We describe the 2-year follow-up of an open-label trial (CT-AMT-011-01) of AAV1-LPL(S447X) gene therapy for lipoprotein lipase (LPL) deficiency (LPLD), an orphan disease associated with ...chylomicronemia, severe hypertriglyceridemia, metabolic complications and potentially life-threatening pancreatitis. The LPL(S447X) gene variant, in an adeno-associated viral vector of serotype 1 (alipogene tiparvovec), was administered to 14 adult LPLD patients with a prior history of pancreatitis. Primary objectives were to assess the long-term safety of alipogene tiparvovec and achieve a ≥40% reduction in fasting median plasma triglyceride (TG) at 3-12 weeks compared with baseline. Cohorts 1 (n=2) and 2 (n=4) received 3 × 10(11) gc kg(-1), and cohort 3 (n=8) received 1 × 10(12) gc kg(-1).

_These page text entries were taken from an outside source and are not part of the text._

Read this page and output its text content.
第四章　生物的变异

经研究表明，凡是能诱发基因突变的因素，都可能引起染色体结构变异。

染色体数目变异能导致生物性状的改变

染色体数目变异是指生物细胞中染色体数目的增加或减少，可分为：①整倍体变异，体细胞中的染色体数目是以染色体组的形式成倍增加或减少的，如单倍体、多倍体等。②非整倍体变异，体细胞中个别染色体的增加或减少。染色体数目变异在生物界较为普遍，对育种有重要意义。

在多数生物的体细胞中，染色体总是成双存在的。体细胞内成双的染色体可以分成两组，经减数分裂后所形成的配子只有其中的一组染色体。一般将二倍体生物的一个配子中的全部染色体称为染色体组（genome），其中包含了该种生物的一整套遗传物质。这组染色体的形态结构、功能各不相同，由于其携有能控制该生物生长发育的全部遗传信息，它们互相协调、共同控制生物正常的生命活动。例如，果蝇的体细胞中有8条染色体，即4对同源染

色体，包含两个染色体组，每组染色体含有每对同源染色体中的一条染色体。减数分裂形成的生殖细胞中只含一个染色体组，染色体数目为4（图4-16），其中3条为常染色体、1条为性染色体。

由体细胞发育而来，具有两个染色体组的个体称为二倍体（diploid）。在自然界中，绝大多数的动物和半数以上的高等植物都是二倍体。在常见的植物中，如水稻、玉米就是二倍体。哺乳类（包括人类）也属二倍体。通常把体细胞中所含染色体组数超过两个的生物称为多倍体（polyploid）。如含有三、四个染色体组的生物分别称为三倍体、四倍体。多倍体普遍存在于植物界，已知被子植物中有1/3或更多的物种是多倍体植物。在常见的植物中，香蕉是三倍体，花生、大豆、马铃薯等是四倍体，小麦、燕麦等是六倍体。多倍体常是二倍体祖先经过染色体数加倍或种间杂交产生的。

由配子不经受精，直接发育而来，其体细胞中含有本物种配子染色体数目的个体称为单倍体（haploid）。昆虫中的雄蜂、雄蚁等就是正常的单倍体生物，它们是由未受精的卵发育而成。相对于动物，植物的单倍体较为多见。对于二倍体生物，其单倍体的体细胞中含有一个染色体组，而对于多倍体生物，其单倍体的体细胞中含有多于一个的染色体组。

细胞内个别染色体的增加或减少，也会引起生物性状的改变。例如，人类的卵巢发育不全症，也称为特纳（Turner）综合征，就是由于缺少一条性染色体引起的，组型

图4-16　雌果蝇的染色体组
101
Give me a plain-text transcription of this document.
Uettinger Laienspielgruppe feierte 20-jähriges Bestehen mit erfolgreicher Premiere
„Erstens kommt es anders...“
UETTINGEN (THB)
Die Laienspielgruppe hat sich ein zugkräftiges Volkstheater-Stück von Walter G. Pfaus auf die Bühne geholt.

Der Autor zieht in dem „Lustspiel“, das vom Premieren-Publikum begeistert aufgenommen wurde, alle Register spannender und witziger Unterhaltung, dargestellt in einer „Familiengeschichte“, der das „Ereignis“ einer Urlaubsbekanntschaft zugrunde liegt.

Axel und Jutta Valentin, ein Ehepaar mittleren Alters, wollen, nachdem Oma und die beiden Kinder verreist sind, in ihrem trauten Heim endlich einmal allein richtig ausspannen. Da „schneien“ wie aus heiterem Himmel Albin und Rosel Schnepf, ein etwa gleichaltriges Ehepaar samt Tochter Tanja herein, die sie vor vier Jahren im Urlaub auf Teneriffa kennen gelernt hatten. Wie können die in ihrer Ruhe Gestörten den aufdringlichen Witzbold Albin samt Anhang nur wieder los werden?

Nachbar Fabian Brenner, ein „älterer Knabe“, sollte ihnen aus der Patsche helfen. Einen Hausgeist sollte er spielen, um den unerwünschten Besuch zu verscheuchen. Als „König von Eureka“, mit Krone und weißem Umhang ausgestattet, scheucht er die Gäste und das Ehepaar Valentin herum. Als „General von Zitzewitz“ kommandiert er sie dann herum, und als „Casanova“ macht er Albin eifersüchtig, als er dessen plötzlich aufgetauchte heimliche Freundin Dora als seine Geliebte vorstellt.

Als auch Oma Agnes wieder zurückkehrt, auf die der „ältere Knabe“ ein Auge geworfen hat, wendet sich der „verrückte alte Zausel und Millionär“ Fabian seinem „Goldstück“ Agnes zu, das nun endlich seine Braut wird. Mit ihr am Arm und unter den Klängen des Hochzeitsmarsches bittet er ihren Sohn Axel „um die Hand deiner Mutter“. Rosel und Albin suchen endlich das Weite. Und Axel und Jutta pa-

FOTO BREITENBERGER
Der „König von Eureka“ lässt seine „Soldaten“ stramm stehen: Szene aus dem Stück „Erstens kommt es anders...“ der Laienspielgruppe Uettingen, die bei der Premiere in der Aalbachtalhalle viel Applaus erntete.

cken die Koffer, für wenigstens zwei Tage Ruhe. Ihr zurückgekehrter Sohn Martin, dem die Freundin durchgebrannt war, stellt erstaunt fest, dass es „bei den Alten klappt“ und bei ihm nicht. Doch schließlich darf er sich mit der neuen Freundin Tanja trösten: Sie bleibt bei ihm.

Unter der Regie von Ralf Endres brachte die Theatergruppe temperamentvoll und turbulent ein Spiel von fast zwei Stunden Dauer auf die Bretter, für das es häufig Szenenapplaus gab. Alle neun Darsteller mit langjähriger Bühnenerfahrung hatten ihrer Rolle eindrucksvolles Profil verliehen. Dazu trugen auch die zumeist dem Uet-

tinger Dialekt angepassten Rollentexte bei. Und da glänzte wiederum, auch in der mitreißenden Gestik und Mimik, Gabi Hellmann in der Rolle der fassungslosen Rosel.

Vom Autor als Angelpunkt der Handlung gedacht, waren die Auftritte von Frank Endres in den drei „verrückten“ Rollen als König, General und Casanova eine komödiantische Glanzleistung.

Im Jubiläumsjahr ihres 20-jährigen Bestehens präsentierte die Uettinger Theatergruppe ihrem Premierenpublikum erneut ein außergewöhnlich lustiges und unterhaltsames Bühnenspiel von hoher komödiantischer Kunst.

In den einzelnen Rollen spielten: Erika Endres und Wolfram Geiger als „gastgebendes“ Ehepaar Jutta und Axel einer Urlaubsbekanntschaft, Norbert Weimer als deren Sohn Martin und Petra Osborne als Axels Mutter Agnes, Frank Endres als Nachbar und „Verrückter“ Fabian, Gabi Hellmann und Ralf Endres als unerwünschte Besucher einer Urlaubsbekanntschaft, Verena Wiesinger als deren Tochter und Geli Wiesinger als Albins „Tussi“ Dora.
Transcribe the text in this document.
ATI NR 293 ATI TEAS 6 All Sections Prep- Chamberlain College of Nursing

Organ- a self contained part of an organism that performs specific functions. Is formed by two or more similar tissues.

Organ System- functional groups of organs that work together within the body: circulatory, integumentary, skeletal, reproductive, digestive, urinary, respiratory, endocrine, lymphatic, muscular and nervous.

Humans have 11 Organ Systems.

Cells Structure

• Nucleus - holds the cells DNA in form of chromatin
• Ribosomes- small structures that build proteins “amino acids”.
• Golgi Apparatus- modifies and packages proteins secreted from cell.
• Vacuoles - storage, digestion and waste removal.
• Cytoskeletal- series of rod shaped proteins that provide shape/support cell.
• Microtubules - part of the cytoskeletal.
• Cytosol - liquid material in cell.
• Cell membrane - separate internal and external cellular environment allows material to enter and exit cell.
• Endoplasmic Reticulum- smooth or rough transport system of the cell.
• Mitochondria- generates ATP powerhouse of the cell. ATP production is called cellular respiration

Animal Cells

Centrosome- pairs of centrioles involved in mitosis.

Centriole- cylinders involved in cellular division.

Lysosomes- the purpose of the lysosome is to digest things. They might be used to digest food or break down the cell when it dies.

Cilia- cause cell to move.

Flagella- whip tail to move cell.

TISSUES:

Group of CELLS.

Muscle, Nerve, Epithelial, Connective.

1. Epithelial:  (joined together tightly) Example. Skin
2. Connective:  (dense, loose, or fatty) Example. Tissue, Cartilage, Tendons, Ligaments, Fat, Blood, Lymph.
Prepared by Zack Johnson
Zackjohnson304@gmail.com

Cohorts 2 and 3 also received immunosuppressants from the time of alipogene tiparvovec administration and continued for 12 weeks. Alipogene tiparvovec was well tolerated, without emerging safety concerns for 2 years. Half of the patients demonstrated a ≥40% reduction in fasting TG between 3 and 12 weeks. TG subsequently returned to baseline, although sustained LPL(S447X) expression and long-term changes in TG-rich lipoprotein characteristics were noted independently of the effect on fasting plasma TG.